Much better than all this moralising, however, is the fact which I can still assure you of, that our good old Mother is, so far as I can learn, in a really very good way at present. Jack is but an indistinct reporter; however I do gather from him that her health is reasonably good, altogether as we used to know it of late years; that she bears all things with a devout composure such as from of old we have all known and admired in her; and is in fact “mercifully dealt with” outwardly and inwardly, as she herself would say: for which we all of us have reason to thank God.——— Of Jamie's getting Scotsbrig again you have already heard. We rejoice at it for her Mother's sake withal. Some kind of rent we are now to pay to Jamie for her; and that will be the only change necessary. Did any mention to you the death of a young daughter of M'Kinnow's from Hawick?4 I forget her name. She came down to Scotsbrig when I was there last, a nice blate [timid] little woman; seeking refuge from threatened Consumption: she came again last year, I think:—and now a few weeks ago she is dead. Poor little thing; fluttering like a bird out from the talons of Death, and could not escape! The news made me very sad; made the image of her very sad to me.— The rest of them in Annandale and elsewhere are, as you hear, much about their usual way. Jenny continues very industrious, they say; one of the best-behaved little bodies: I hope she will gradually dismiss the Past out of her mind; and may yet, even legally, get loose from so fatal an entanglement as that has been. Jean's children have been unwell, but seem recovering. Mary also complains; but our Doctor reports improvement in her too. He himself as you learn has got back to this neighbourhood again; he looks well in health, shews good spirits;—has but one want, which indeed is a dreadful one, that of some real work to do! I do not now speak to him at all on that subject. But if I could assist him towards getting to work, I should esteem it the greatest blessing. I begin, however, to forsee for him a Future as it were nearly or altogether idle,—furnished with what he will call “work,” but what impartial onlookers cannot call such. But we must still hope.

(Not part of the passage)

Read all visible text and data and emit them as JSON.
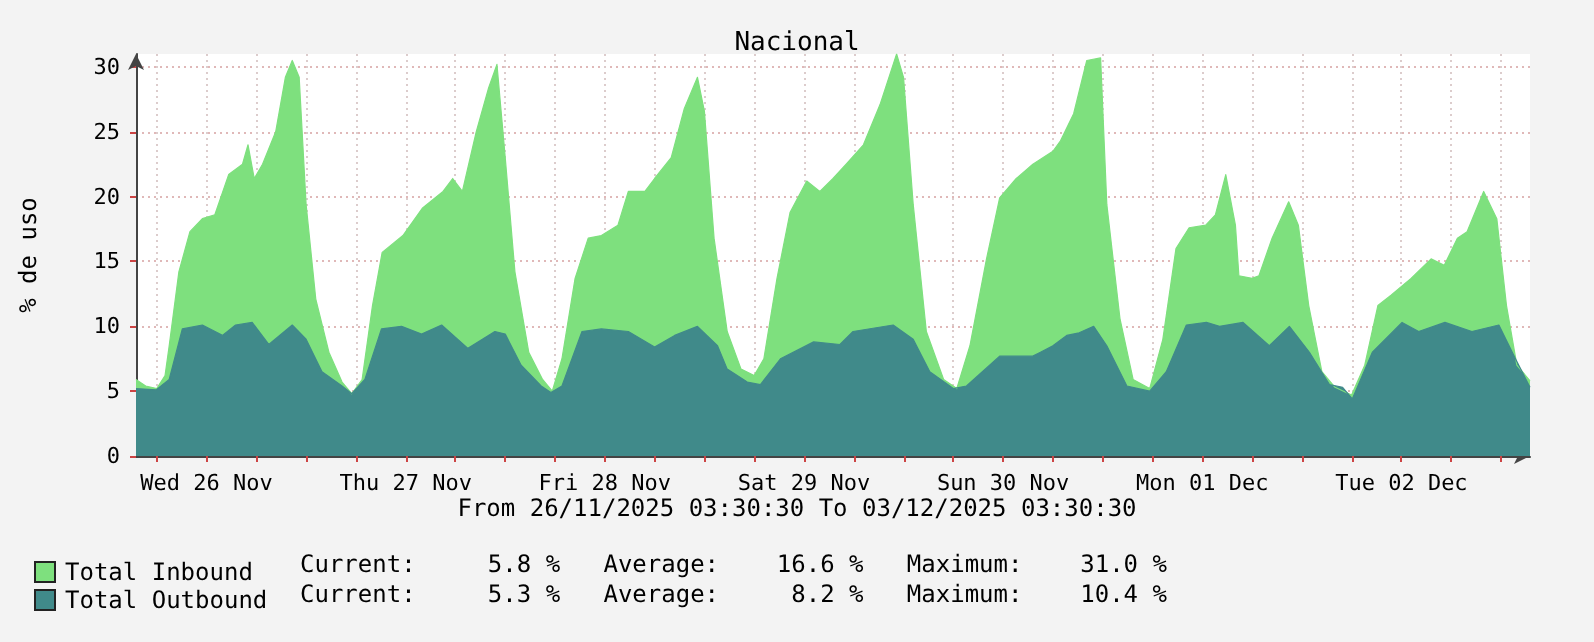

As for me I struggle at my very ugly task, sometimes with a little progress, at other times with none visible. Just at present I am in a kind of crisis: the day after tomorrow I am to attempt another time the real heart of the matter! It makes me very uncomfortable;—but I have pretty good health for me; I must persevere till I do get the matter off my hands in one form or another.— Did they tell you our brave Friend, the most intimate we had in this region, John Sterling, is dead? Of consumption; he died slowly, with great heroism and composure: he is a real loss to us here, where amid regiments of acquaintances &c whom it is one's first duty to avoid, worthy friends are rare.——— — Dear Brother, you must write long descriptions about Canada thro the winter; let us thoroughly understand your locality, neighbours &c &c: one cover, you see, will hold a good deal of writing! Jane sends her affectionate remembrance to you all. My kind regards to the little ones and Jenny. Take care of that ancle!